50 En l’espèce, la requérante n’a présenté les exceptions d’illégalité à l’encontre de l’article 8, paragraphes 1, 4 et 5, du règlement d’exécution 2015/81 et de l’article 70, paragraphe 7, du règlement no 806/2014 que dans le mémoire en adaptation.

51 Il convient donc d’examiner si les éléments de fait et de droit sur lesquels reposent les exceptions d’illégalité mentionnées au point 50 ci-dessus étaient déjà connus de la requérante lors de l’introduction de sa requête et s’ils n’ont pas été modifiés dans l’acte remplaçant ou modifiant l’acte dont l’annulation était initialement demandée.

52 À cet égard, il ressortait déjà des considérants 31 et 32 de la décision du 19 mars 2020, dont la requérante demandait l’annulation dans sa requête introductive d’instance, que le CRU avait appliqué la méthodologie figurant à l’article 8, paragraphe 1, du règlement d’exécution 2015/81.

53 Dans la décision attaquée, le CRU a repris, en substance, les mêmes motifs, ainsi qu’il ressort des considérants 94 et 95 de cette décision, sans en modifier la substance et sans y ajouter de nouveaux éléments substantiels.

54 Dans la mesure où le neuvième moyen est tiré d’une exception d’illégalité de l’article 8, paragraphe 4, du règlement d’exécution 2015/81, force est de constater que le CRU n’a fait référence à cette disposition ni dans la décision du 19 mars 2020 ni dans la décision attaquée, de sorte qu’il ne saurait être considéré que cette dernière décision a apporté un quelconque nouvel élément en ce qui concerne l’application de cette disposition.

55 Dans la mesure où le neuvième moyen est tiré d’une exception d’illégalité de l’article 8, paragraphe 5, du règlement d’exécution 2015/81, il y a lieu de relever que le CRU a repris, aux considérants 113 et 165 de la décision attaquée, en substance, les mêmes motifs que ceux exposés aux considérants 58, 64 et 65 de la décision du 19 mars 2020 pour ce qui concerne ladite disposition.

56 En ce qui concerne l’exception d’illégalité de l’article 70, paragraphe 7, du règlement no 806/2014, tiré de ce que ce règlement ne contiendrait pas une justification quant au choix d’attribuer la compétence d’exécution au Conseil, plutôt qu’à la Commission, en méconnaissance de l’article 291, paragraphe 2, TFUE, il convient de constater, d’une part, que l’article 70, paragraphe 7, dudit règlement n’est explicitement mentionné, en tant que base juridique du règlement d’exécution 2015/81, ni dans
la décision du 19 mars 2020 ni dans la décision attaquée. D’autre part, aucune de ces deux décisions ne contient de précisions sur l’obligation de justification découlant de l’article 291, paragraphe 2, TFUE, qui est visée par la requérante dans le cadre de son exception d’illégalité. Il ne saurait ainsi être considéré que la décision attaquée a apporté un nouvel élément quelconque à cet égard.

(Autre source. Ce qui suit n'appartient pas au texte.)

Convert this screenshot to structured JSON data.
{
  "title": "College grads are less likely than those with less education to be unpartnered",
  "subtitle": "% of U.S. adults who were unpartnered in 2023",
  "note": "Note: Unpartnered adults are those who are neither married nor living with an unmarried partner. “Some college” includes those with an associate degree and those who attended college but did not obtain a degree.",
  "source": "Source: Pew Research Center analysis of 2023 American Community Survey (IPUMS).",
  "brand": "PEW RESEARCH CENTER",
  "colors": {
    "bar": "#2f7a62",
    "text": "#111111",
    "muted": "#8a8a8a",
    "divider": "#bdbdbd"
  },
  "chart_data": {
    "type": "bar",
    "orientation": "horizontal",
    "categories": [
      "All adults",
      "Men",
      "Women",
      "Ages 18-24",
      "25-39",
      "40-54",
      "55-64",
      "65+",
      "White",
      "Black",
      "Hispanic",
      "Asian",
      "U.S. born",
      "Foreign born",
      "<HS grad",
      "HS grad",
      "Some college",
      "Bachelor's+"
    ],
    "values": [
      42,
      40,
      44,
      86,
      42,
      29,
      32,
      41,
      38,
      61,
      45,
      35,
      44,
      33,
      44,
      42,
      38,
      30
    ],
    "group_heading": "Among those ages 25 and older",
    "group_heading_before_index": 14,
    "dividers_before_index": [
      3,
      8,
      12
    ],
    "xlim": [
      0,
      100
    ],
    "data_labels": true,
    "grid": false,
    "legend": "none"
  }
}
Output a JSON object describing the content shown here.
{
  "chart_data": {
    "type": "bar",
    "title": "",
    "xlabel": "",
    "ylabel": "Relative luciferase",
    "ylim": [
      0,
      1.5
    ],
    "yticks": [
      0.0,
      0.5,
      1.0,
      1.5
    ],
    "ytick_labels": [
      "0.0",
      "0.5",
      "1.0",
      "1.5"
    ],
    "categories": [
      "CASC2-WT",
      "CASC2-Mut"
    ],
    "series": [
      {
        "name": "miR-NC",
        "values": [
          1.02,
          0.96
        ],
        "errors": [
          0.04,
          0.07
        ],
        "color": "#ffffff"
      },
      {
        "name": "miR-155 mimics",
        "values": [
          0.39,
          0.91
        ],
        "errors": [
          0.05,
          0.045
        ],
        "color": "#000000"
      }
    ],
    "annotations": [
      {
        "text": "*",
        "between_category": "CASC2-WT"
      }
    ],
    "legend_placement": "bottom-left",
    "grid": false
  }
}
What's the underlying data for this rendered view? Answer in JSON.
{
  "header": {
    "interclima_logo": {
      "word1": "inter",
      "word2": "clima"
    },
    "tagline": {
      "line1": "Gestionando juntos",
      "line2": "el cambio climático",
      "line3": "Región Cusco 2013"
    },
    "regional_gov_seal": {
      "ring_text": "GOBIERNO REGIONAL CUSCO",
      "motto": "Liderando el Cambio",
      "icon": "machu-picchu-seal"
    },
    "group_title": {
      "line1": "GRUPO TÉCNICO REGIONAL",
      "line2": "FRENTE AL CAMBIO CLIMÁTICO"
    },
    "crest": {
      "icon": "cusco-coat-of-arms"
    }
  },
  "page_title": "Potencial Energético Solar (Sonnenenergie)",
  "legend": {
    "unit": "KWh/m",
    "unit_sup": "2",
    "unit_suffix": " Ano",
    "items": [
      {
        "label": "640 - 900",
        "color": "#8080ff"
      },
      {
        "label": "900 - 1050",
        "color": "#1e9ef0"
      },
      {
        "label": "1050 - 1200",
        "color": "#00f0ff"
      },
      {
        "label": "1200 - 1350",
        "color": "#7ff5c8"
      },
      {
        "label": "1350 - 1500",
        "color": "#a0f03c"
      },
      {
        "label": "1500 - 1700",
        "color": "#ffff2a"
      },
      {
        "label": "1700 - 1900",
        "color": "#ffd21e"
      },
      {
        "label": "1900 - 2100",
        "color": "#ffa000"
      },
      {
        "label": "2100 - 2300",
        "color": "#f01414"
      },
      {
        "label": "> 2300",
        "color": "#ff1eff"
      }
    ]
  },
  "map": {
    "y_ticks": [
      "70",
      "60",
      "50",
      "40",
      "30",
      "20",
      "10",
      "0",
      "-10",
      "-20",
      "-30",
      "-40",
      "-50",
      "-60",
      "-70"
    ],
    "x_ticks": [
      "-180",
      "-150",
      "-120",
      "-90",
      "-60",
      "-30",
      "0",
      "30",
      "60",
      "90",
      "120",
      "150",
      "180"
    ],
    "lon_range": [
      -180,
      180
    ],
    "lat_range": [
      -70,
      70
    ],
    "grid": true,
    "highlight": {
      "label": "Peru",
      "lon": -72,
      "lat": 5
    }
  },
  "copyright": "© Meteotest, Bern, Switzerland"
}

57 Il s’ensuit que la décision attaquée ne fait apparaître aucun nouvel élément substantiel en ce qui concerne l’application et l’interprétation des dispositions litigieuses.

58 Ce constat n’est pas remis en cause par l’affirmation de la requérante, lors de l’audience, selon laquelle l’annexe II de la décision attaquée comprenait des données statistiques relatives au calcul des contributions ex ante pour chaque État membre participant, sous une forme résumée et agrégée, alors que de telles données pour tous les États membres participants ne figuraient pas dans la décision du 19 mars 2020. Selon la requérante, ce n’est qu’au regard de ces données complètes qu’elle aurait
pu comprendre que, en application de l’article 8, paragraphe 1, du règlement d’exécution 2015/81, les contributions ex ante étaient calculées en partie sur une base nationale et en partie sur la base de l’union et qu’elle aurait pu comprendre quelle conséquence cela pouvait avoir sur le calcul de sa contribution individuelle.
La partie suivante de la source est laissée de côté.